Wu Receives NSF Funding to Advance Detection of COVID-19 Symptoms Remotely

Aug 07, 2020

A University of Maryland expert in digital forensics and signal processing has received funding from the National Science Foundation to advance telehealth services by incorporating a novel video technology to virtually detect a patient’s physical symptoms.

Min Wu, a professor of electrical and computer engineering with an appointment in the University of Maryland Institute for Advanced Computer Studies, is principal investigator of the $152K multi-institution interdisciplinary award. She is collaborating on the project with Donald Milton, a professor in the School of Public Health who is an expert in respiratory epidemiology, and researchers at University of Maryland School of Medicine and North Carolina State University.

Initially, Wu developed new algorithms that use video sensors to track heart rate for applications in sports and law enforcement. She coined this line of research “physiological forensics” in a keynote speech she delivered in June at the virtual ACM Workshop on Information Hiding and Multimedia Security.

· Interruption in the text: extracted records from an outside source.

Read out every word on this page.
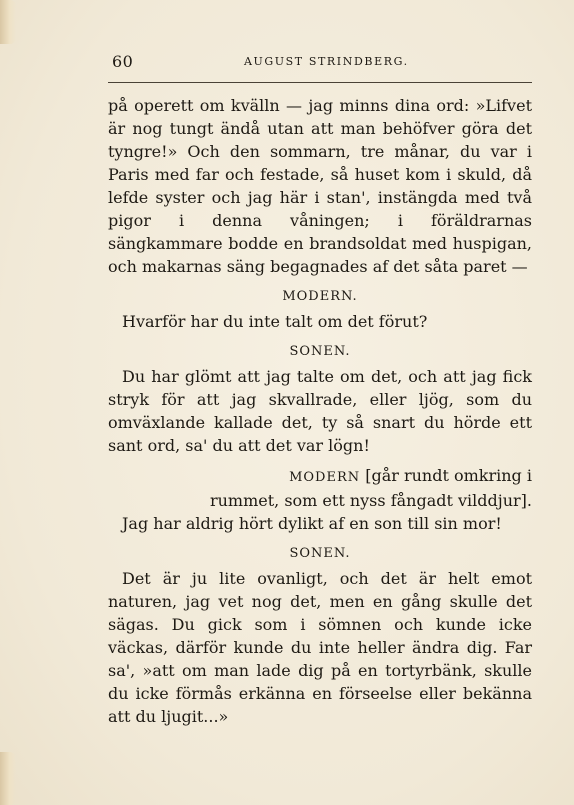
60	AUGUST STRINDBERG.

på operett om kvälln — jag minns dina ord: »Lifvet är nog tungt ändå utan att man behöfver göra det tyngre!» Och den sommarn, tre månar, du var i Paris med far och festade, så huset kom i skuld, då lefde syster och jag här i stan', instängda med två pigor i denna våningen; i föräldrarnas sängkammare bodde en brandsoldat med huspigan, och makarnas säng begagnades af det såta paret —

MODERN.

Hvarför har du inte talt om det förut?

SONEN.

Du har glömt att jag talte om det, och att jag fick stryk för att jag skvallrade, eller ljög, som du omväxlande kallade det, ty så snart du hörde ett sant ord, sa' du att det var lögn!

MODERN [går rundt omkring i
rummet, som ett nyss fångadt vilddjur].

Jag har aldrig hört dylikt af en son till sin mor!

SONEN.

Det är ju lite ovanligt, och det är helt emot naturen, jag vet nog det, men en gång skulle det sägas. Du gick som i sömnen och kunde icke väckas, därför kunde du inte heller ändra dig. Far sa', »att om man lade dig på en tortyrbänk, skulle du icke förmås erkänna en förseelse eller bekänna att du ljugit...»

Due to the rising need of remote medical care, Wu will now apply physiological forensics to telehealth with new funding from the NSF Rapid Response Research initiative, which aims to mobilize the scientific community in response to the current coronavirus pandemic.

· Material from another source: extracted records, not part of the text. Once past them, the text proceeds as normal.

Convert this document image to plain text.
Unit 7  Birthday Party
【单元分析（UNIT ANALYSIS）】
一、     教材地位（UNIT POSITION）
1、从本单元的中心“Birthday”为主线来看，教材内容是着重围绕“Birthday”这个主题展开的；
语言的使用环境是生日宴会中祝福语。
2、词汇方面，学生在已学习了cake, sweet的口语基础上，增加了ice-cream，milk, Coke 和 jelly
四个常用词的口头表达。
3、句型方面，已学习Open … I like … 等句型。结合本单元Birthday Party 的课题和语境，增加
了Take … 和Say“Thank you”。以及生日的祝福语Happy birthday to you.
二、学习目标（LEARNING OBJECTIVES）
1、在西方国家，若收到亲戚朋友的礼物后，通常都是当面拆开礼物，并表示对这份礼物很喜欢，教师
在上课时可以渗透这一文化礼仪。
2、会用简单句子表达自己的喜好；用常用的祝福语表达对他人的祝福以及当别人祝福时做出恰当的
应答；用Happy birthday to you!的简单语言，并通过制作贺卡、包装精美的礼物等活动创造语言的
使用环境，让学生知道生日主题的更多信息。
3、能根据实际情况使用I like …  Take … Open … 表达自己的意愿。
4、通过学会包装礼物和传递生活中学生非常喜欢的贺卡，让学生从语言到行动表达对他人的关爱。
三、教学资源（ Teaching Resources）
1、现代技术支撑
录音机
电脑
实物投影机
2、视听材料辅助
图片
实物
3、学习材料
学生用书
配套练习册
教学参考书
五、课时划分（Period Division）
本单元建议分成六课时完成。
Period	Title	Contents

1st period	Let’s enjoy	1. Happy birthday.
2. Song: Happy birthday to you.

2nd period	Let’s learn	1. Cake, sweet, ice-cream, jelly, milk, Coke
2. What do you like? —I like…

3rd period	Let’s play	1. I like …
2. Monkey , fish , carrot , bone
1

Employing novel contact-free video sensing, the researchers will collect first-of-its-kind data to understand physiological conditions related to COVID-19 and similar diseases.

The researchers will use low-cost consumer-grade cameras to collect data on patients’ physiological conditions–including respiration rate, heart rate and blood oxygen saturation levels.

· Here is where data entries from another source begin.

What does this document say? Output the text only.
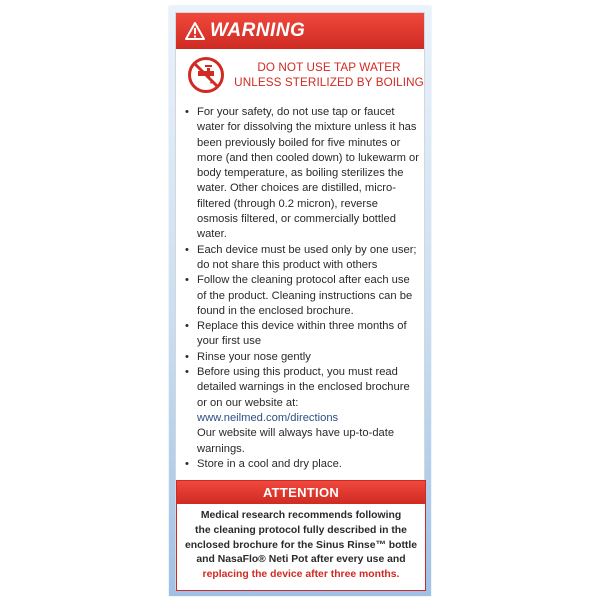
WARNING
DO NOT USE TAP WATER
UNLESS STERILIZED BY BOILING
• For your safety, do not use tap or faucet water for dissolving the mixture unless it has been previously boiled for five minutes or more (and then cooled down) to lukewarm or body temperature, as boiling sterilizes the water. Other choices are distilled, micro-filtered (through 0.2 micron), reverse osmosis filtered, or commercially bottled water.
• Each device must be used only by one user; do not share this product with others
• Follow the cleaning protocol after each use of the product. Cleaning instructions can be found in the enclosed brochure.
• Replace this device within three months of your first use
• Rinse your nose gently
• Before using this product, you must read detailed warnings in the enclosed brochure or on our website at:
www.neilmed.com/directions
Our website will always have up-to-date warnings.
• Store in a cool and dry place.
ATTENTION
Medical research recommends following
the cleaning protocol fully described in the
enclosed brochure for the Sinus Rinse™ bottle
and NasaFlo® Neti Pot after every use and
replacing the device after three months.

The technology provides an important missing component in telehealth that will enhance the remote interaction between medical providers and their patients, say the researchers, while addressing the recent surge in remote medical care.

Wu believes that by advancing telehealth technology like the project she is working on, healthcare professionals will be able to manage future epidemics more effectively. Furthermore, increasing the accuracy and accessibility of telehealth services will decrease hospital overcrowding, help citizens better adhere to socially distancing rules, and improve their overall quality of life.